I picked him up from practice the other day. His sister was in Paris and Mr. Wonderful had to go to the Radio/Television Correspondents Dinner. (My answer to that was “NO.” Repeat as necessary.)
So number only son and I were on our own. His campaign started immediately upon clamoring into the car. “What’s for dinner?”
“Healthy food” I told him. I love to make him suffer. It gets him EVERY TIME.
“Mom, just this one time in my entire life, could we please go to Kentucky Fried Chicken for dinner? It won’t kill you to eat fried food.”

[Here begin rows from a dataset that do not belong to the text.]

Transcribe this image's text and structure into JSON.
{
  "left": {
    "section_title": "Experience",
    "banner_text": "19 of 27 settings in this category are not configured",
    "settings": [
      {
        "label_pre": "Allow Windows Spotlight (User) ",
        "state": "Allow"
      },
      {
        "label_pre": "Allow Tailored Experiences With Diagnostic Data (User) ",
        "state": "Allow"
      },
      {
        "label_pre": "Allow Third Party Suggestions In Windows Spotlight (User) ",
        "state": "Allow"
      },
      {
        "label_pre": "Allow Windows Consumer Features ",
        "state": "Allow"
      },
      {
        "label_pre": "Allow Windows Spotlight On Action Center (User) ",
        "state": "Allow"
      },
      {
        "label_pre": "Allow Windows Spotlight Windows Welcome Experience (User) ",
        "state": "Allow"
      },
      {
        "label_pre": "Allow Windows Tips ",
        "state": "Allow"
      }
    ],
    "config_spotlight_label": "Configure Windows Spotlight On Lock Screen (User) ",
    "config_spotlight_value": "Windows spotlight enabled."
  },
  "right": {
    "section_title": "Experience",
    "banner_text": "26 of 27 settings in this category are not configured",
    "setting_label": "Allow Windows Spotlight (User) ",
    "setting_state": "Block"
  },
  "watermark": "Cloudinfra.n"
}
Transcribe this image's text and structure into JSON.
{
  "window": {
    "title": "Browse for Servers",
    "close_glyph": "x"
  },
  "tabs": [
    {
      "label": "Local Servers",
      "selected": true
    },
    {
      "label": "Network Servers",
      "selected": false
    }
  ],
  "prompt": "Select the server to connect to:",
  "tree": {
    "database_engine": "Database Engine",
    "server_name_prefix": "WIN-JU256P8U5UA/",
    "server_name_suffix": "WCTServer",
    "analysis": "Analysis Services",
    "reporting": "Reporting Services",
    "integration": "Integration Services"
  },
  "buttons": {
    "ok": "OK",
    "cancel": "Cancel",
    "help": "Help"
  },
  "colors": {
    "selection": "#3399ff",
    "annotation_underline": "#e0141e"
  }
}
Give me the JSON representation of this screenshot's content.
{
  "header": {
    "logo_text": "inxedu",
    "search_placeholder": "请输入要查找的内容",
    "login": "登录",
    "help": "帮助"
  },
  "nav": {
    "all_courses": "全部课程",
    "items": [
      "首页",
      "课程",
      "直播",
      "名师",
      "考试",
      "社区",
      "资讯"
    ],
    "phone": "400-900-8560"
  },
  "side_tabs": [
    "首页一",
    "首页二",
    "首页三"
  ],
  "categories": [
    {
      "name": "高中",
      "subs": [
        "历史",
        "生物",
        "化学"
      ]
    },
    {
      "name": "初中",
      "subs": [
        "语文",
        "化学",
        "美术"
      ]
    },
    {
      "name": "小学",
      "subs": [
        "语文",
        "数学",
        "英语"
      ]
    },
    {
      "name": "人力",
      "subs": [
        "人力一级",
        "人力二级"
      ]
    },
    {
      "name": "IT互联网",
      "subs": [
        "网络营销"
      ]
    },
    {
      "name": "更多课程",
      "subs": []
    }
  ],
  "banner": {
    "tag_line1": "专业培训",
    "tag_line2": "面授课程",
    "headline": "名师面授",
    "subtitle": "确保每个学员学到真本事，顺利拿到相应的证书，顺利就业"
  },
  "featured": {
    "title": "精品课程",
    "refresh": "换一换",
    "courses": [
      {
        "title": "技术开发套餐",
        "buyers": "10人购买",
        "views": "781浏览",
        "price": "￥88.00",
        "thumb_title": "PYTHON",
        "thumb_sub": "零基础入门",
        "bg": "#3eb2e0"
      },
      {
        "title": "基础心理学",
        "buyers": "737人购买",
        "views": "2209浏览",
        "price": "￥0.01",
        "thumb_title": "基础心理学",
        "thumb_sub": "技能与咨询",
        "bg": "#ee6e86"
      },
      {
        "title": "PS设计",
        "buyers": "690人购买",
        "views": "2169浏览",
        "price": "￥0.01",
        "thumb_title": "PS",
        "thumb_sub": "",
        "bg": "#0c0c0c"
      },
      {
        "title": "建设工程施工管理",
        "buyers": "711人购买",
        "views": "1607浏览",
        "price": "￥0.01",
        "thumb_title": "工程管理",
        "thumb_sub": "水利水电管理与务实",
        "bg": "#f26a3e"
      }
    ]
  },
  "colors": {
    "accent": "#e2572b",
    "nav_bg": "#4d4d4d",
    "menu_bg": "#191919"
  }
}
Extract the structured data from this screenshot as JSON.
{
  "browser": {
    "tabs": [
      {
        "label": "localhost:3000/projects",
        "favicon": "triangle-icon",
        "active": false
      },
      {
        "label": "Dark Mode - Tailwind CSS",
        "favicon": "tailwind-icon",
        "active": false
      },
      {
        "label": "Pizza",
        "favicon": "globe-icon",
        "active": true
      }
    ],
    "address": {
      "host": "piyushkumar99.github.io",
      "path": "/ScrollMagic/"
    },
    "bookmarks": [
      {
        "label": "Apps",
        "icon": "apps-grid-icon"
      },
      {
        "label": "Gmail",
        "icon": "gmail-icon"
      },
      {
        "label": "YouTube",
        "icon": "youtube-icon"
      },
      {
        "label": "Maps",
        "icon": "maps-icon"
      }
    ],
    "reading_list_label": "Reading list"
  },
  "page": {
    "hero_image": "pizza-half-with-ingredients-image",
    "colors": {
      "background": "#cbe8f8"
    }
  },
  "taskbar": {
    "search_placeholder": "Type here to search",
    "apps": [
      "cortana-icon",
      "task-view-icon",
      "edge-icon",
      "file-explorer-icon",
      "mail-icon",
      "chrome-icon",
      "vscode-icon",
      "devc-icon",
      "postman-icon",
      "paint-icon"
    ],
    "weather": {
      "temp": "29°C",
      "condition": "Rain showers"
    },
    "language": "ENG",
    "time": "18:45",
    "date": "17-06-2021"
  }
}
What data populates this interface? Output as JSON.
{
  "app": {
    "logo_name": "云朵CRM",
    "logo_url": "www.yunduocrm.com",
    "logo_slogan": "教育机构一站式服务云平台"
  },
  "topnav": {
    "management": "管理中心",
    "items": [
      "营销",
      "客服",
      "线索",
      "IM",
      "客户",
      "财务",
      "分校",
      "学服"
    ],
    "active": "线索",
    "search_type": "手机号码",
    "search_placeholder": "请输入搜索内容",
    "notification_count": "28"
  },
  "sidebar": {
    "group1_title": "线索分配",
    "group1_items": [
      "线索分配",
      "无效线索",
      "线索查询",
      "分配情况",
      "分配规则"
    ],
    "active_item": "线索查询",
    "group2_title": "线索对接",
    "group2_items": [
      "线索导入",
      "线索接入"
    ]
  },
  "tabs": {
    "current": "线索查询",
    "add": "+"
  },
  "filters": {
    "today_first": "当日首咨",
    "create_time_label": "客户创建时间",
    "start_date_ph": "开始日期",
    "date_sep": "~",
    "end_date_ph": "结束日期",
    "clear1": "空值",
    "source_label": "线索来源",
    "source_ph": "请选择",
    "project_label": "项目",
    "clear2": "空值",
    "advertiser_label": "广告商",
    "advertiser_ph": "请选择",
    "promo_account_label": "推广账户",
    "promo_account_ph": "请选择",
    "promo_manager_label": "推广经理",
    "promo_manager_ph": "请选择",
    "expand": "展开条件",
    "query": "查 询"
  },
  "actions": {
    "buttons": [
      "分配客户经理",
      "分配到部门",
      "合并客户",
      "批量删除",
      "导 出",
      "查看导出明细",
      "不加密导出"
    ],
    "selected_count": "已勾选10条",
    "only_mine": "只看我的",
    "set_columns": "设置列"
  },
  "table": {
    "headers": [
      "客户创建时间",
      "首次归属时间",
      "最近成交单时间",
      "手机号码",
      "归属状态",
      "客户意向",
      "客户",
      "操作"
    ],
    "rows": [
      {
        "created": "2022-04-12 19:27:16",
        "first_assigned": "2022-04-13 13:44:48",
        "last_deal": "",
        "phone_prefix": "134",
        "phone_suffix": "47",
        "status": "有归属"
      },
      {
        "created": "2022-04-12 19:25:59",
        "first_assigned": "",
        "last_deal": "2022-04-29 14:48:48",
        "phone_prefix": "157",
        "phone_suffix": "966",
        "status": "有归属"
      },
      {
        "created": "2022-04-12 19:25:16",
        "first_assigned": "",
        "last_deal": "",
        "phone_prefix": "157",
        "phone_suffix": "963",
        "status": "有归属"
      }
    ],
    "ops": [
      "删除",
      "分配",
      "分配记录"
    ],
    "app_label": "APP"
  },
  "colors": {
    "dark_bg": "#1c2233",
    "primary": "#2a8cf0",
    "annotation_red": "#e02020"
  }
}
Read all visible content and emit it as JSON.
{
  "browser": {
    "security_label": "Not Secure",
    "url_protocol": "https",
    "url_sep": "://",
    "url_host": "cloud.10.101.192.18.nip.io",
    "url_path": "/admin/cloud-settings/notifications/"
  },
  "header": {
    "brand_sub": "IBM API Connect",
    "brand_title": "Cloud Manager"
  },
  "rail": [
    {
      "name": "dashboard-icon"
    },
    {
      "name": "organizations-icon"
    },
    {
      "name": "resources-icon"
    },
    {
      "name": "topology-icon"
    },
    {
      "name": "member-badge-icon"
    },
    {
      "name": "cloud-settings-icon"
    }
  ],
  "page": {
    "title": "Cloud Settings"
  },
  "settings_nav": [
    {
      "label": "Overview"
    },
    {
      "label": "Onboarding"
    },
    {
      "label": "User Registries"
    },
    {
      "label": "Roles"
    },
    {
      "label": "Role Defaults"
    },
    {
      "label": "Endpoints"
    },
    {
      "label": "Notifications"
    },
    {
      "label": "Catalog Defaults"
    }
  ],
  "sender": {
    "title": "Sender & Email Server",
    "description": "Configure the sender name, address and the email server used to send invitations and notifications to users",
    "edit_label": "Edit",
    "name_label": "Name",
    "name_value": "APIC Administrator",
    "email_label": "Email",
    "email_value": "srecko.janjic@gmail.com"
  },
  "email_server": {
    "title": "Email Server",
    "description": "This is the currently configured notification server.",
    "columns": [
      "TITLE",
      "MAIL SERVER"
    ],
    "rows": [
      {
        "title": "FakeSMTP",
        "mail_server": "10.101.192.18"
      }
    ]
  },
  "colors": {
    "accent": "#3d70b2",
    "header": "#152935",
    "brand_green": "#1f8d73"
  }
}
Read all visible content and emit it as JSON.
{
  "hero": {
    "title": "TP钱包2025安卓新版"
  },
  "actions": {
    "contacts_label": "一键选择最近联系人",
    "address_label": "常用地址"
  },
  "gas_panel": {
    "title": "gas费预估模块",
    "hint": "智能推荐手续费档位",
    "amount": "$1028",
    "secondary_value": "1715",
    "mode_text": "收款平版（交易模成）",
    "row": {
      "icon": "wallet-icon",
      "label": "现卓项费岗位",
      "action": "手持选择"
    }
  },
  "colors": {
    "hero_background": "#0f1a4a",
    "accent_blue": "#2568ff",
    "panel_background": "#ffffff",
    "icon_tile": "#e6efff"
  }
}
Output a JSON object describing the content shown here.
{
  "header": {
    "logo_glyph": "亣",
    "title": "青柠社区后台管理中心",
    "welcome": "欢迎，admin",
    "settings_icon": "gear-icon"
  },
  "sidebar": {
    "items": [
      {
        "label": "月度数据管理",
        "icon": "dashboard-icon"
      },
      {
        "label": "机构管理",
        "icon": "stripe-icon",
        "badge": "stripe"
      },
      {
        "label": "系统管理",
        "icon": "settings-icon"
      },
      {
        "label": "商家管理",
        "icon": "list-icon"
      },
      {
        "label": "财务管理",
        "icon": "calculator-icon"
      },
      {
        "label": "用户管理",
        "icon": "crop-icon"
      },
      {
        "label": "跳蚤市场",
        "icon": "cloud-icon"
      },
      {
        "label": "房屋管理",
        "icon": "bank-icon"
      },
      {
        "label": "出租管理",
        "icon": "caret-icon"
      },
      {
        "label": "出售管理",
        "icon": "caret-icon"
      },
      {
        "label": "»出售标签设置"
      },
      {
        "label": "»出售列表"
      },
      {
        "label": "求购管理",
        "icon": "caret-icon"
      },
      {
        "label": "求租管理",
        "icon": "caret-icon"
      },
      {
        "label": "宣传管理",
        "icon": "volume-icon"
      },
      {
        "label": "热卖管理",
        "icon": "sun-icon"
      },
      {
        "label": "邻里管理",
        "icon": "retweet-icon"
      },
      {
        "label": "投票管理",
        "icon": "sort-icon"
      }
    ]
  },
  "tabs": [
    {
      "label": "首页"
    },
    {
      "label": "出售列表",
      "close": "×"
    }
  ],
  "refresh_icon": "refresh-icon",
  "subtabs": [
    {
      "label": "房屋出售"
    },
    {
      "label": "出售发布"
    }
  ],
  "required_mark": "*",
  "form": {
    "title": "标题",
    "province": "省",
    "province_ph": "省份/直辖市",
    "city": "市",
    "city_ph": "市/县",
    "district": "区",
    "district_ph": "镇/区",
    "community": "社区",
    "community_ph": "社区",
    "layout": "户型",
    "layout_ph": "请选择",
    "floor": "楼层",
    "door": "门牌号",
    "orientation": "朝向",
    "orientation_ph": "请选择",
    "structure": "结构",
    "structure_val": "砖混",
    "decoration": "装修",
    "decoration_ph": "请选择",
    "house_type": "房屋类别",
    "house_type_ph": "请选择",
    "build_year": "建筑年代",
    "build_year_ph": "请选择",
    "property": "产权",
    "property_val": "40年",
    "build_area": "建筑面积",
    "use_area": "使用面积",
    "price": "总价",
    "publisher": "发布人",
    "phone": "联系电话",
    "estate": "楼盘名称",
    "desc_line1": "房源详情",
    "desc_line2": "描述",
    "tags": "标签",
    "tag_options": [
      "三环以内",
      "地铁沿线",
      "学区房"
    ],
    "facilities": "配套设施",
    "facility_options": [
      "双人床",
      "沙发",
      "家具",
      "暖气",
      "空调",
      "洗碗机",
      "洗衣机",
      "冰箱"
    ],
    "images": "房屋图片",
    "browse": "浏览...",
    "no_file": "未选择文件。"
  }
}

He was breaking the sound barrier, we went for a fried yuck dinner. Blerg. I don’t like to eat anything that has fingers in the description. Even if it is chicken, dipped in grease and then blowtorched. It really made him happy.
“So where have your buddies J and E been lately?” I asked my Son. “They haven’t been around the house in a month.”
He stopped shoveling in food for a minute to look at me, unusual behavior during meals. Then he said, “Both of them have started smoking pot. I figured it was better to just back off for awhile.”
I sat there and wondered what I should say. For once in my life I just ate my chicken fingers.
“That’s right where I’d be Mom,” my Son continued, “if you weren’t up my butt every minute of every day. In case you were wondering if it was a good idea to be home with me.” Then he noogied my head and played the radio at migraine level on the ride home. Discussion over. Glad I was there. I think we were having a moment.
All my friends have been having big job successes lately. Making partner, getting the big promotion, scoring the big bucks.
I miss it, sometimes. Having something interesting to say. Plus, working at CNN was fun in a miserable, stressful, heartbreaking way (you don't cover good news). And there was tons o cash. Oh well.....
He graduates in two years. I think I’ll let my employability atrophy for the duration. I might miss fried fingers with head noogie dessert.